Thursday, May 6, 2010

Designing the Perfect Health Care Clinic | Fast Company



Article By Elizabeth Svoboda
On a November afternoon, a wheelchair-bound woman rolls into Kaiser Permanente's Garfield Center in San Leandro, California, for a checkup. "Watch out for your arms, okay?" the nurse says as she guides the chair into the exam room. After consulting the sheet of paper in front of her, she peers at her patient. "Hmm. You look really good for 51 years old." The raven-haired patient -- obviously closer to 31 than 51 -- joins the nurse in laughter. "Thank you!"
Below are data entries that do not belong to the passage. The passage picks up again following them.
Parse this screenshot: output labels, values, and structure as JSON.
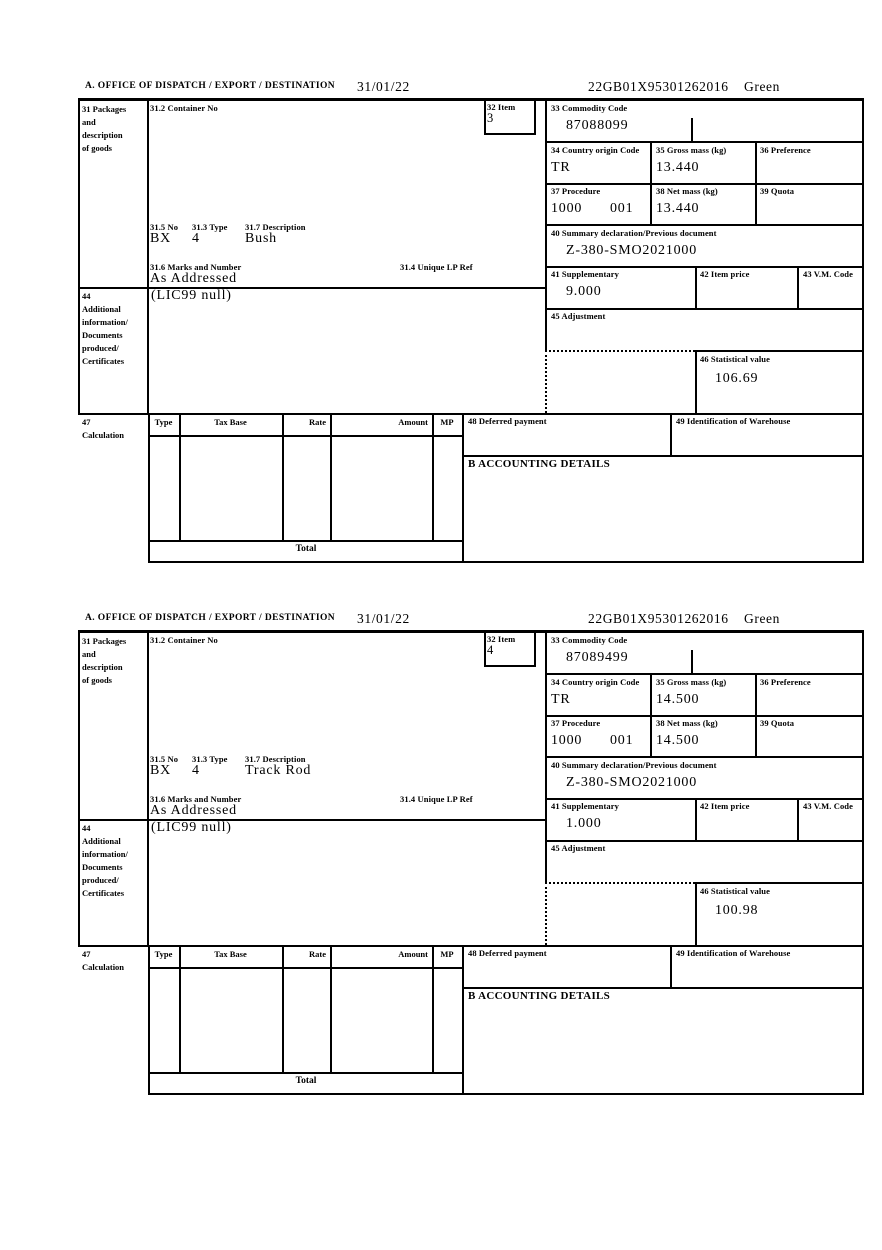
{
  "header": {
    "office_label": "A.  OFFICE OF DISPATCH / EXPORT / DESTINATION",
    "date": "31/01/22",
    "reference": "22GB01X95301262016",
    "route": "Green"
  },
  "labels": {
    "box31_lines": [
      "31 Packages",
      "and",
      "description",
      "of goods"
    ],
    "box31_2": "31.2 Container No",
    "box32": "32 Item",
    "box33": "33 Commodity Code",
    "box34": "34 Country origin Code",
    "box35": "35 Gross mass (kg)",
    "box36": "36 Preference",
    "box37": "37 Procedure",
    "box38": "38 Net mass (kg)",
    "box39": "39 Quota",
    "box40": "40 Summary declaration/Previous document",
    "box41": "41 Supplementary",
    "box42": "42 Item price",
    "box43": "43 V.M. Code",
    "box44_lines": [
      "44",
      "Additional",
      "information/",
      "Documents",
      "produced/",
      "Certificates"
    ],
    "box45": "45 Adjustment",
    "box46": "46 Statistical value",
    "box47_lines": [
      "47",
      "Calculation"
    ],
    "box48": "48 Deferred payment",
    "box49": "49 Identification of Warehouse",
    "box31_5": "31.5 No",
    "box31_3": "31.3 Type",
    "box31_7": "31.7 Description",
    "box31_6": "31.6 Marks and Number",
    "box31_4": "31.4 Unique LP Ref",
    "accounting": "B ACCOUNTING DETAILS",
    "calc_headers": {
      "type": "Type",
      "tax_base": "Tax Base",
      "rate": "Rate",
      "amount": "Amount",
      "mp": "MP"
    },
    "total": "Total"
  },
  "items": [
    {
      "item_no": "3",
      "commodity_code": "87088099",
      "country_origin_code": "TR",
      "gross_mass_kg": "13.440",
      "procedure": "1000",
      "procedure_suffix": "001",
      "net_mass_kg": "13.440",
      "summary_declaration": "Z-380-SMO2021000",
      "supplementary": "9.000",
      "statistical_value": "106.69",
      "package_no": "BX",
      "package_type": "4",
      "goods_description": "Bush",
      "marks_and_number": "As Addressed",
      "additional_information": "(LIC99 null)"
    },
    {
      "item_no": "4",
      "commodity_code": "87089499",
      "country_origin_code": "TR",
      "gross_mass_kg": "14.500",
      "procedure": "1000",
      "procedure_suffix": "001",
      "net_mass_kg": "14.500",
      "summary_declaration": "Z-380-SMO2021000",
      "supplementary": "1.000",
      "statistical_value": "100.98",
      "package_no": "BX",
      "package_type": "4",
      "goods_description": "Track Rod",
      "marks_and_number": "As Addressed",
      "additional_information": "(LIC99 null)"
    }
  ]
}
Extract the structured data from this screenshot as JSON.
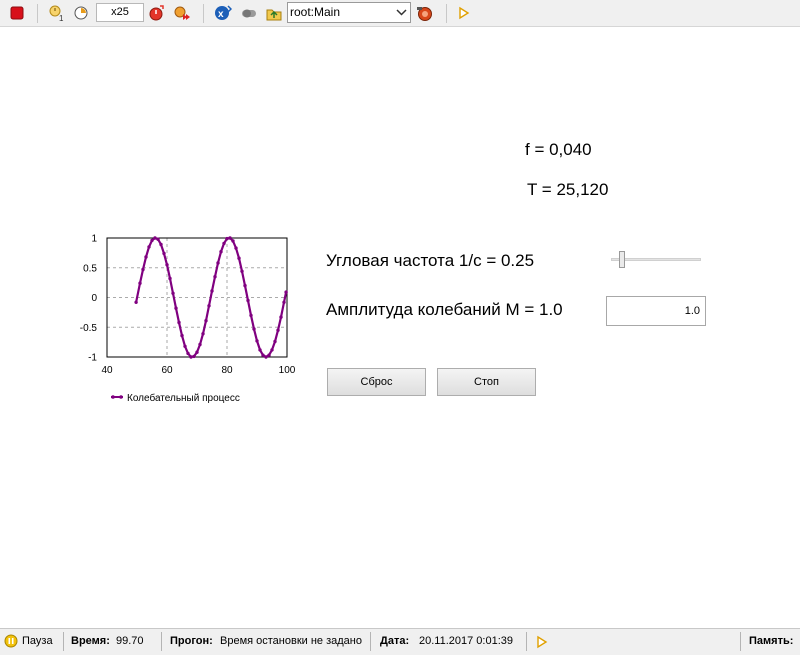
{
  "toolbar": {
    "speed": "x25",
    "agent": "root:Main",
    "icons": [
      "stop-icon",
      "run-until-icon",
      "step-icon",
      "speed-up-icon",
      "run-fast-icon",
      "navigate-to-agent-icon",
      "toggle-icon",
      "up-level-icon",
      "chevron-down-icon",
      "camera-icon",
      "play-icon"
    ]
  },
  "main": {
    "f_text": "f = 0,040",
    "T_text": "T = 25,120",
    "omega_label": "Угловая частота 1/с = 0.25",
    "amp_label": "Амплитуда колебаний М = 1.0",
    "amp_value": "1.0",
    "omega_slider_fraction": 0.1,
    "reset_label": "Сброс",
    "stop_label": "Стоп"
  },
  "chart_data": {
    "type": "line",
    "title": "",
    "xlabel": "",
    "ylabel": "",
    "xlim": [
      40,
      100
    ],
    "ylim": [
      -1,
      1
    ],
    "xticks": [
      "40",
      "60",
      "80",
      "100"
    ],
    "yticks": [
      "1",
      "0.5",
      "0",
      "-0.5",
      "-1"
    ],
    "grid": true,
    "legend": "bottom",
    "series": [
      {
        "name": "Колебательный процесс",
        "color": "#800080",
        "x": [
          49.7,
          51,
          52,
          53,
          54,
          55,
          56,
          57,
          58,
          59,
          60,
          61,
          62,
          63,
          64,
          65,
          66,
          67,
          68,
          69,
          70,
          71,
          72,
          73,
          74,
          75,
          76,
          77,
          78,
          79,
          80,
          81,
          82,
          83,
          84,
          85,
          86,
          87,
          88,
          89,
          90,
          91,
          92,
          93,
          94,
          95,
          96,
          97,
          98,
          99,
          99.7
        ],
        "y": [
          -0.08,
          0.24,
          0.47,
          0.68,
          0.85,
          0.96,
          1.0,
          0.98,
          0.89,
          0.74,
          0.55,
          0.32,
          0.07,
          -0.18,
          -0.42,
          -0.64,
          -0.82,
          -0.94,
          -1.0,
          -0.99,
          -0.92,
          -0.79,
          -0.61,
          -0.39,
          -0.14,
          0.11,
          0.35,
          0.58,
          0.77,
          0.91,
          0.99,
          1.0,
          0.95,
          0.83,
          0.66,
          0.44,
          0.2,
          -0.05,
          -0.3,
          -0.53,
          -0.73,
          -0.88,
          -0.97,
          -1.0,
          -0.97,
          -0.88,
          -0.74,
          -0.55,
          -0.33,
          -0.08,
          0.09
        ]
      }
    ]
  },
  "status": {
    "state": "Пауза",
    "time_label": "Время:",
    "time_value": "99.70",
    "run_label": "Прогон:",
    "run_value": "Время остановки не задано",
    "date_label": "Дата:",
    "date_value": "20.11.2017 0:01:39",
    "memory_label": "Память:"
  }
}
That's one clue this particular doctor's office isn't what it seems. Others abound: the unfinished plywood walls, the scripts in the patients' laps, and the video cameras at every corner. The Sidney R. Garfield Health Care Innovation Center is a 37,000-square-foot stage -- a rehearsal ground Kaiser has created to perfect proposed facility designs before they are rolled out to Kaiser's hundreds of hospitals and clinics. Today, in a six-hour-long series of simulations, doctors, nurses, architects, and actors recruited to serve as patients are testing a microclinic design. The idea is to fit a complete-care environment into a space the size of a strip-mall store.